Mosty gave me his most patronizing smile, tut-tutting at my irritation: ” ‘I’m encouraged that there does seem to be more out-of-the-box thinking in Medicare and with things like the Presidential Innovation Fellows and the U.S. digital service [start-up]. Maybe these Silicon Valley geniuses who are coming into do a stint in government, maybe they can help them figure out a way to have a shorter than two-year time frame to put in place the system changes.’ ”
It was my turn to be thoughtful. I offered, “So being independent will actually mean being in a larger group?”
He practically beamed: ” ‘Those practices who stay independent and band together and enter into total cost of care contracts and do well in them are going to be a magnet for pulling more docs out of employment and keeping them independent. So I’m actually optimistic about this.’ ”

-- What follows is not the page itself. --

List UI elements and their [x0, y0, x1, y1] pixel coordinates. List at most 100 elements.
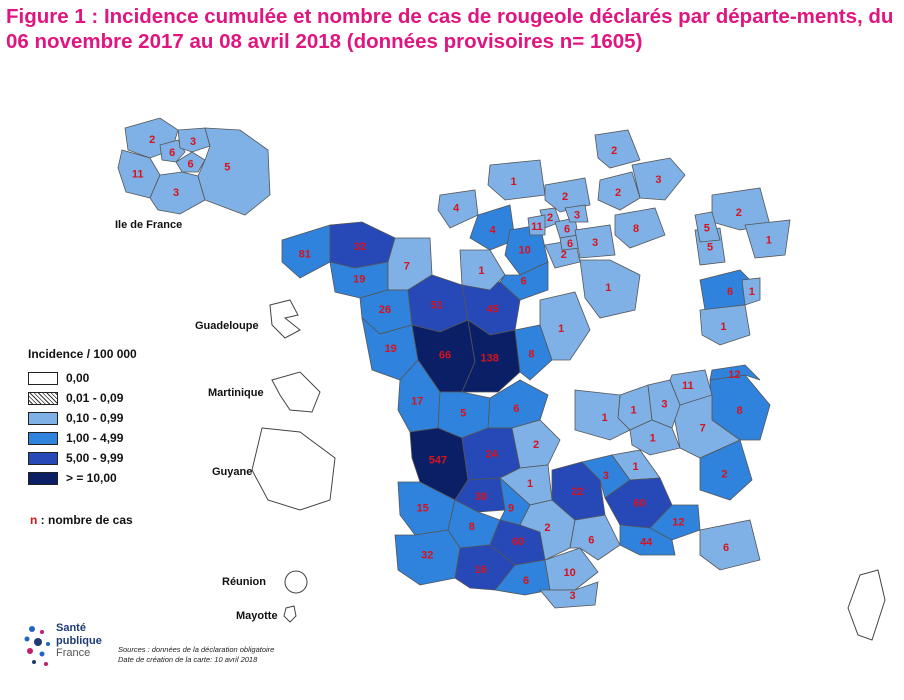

“So what you’re really saying is that physicians are screwed either way.”
” ‘The revenue is not guaranteed.’ ” Mostashari suddenly looked suspicious, and asked, “Are you just pulling actual quotes from my interview and rearranging them in some sophomoric way to make me look bad while making your own points?”
And then I woke up. It was time to go to work, the Medical Economics interview had given me bad dreams, and I guessed that being hung over on the expensive elderberry liqueur of ACO’s would ultimately be no better than the headaches and debt from cheap-HMO whiskey.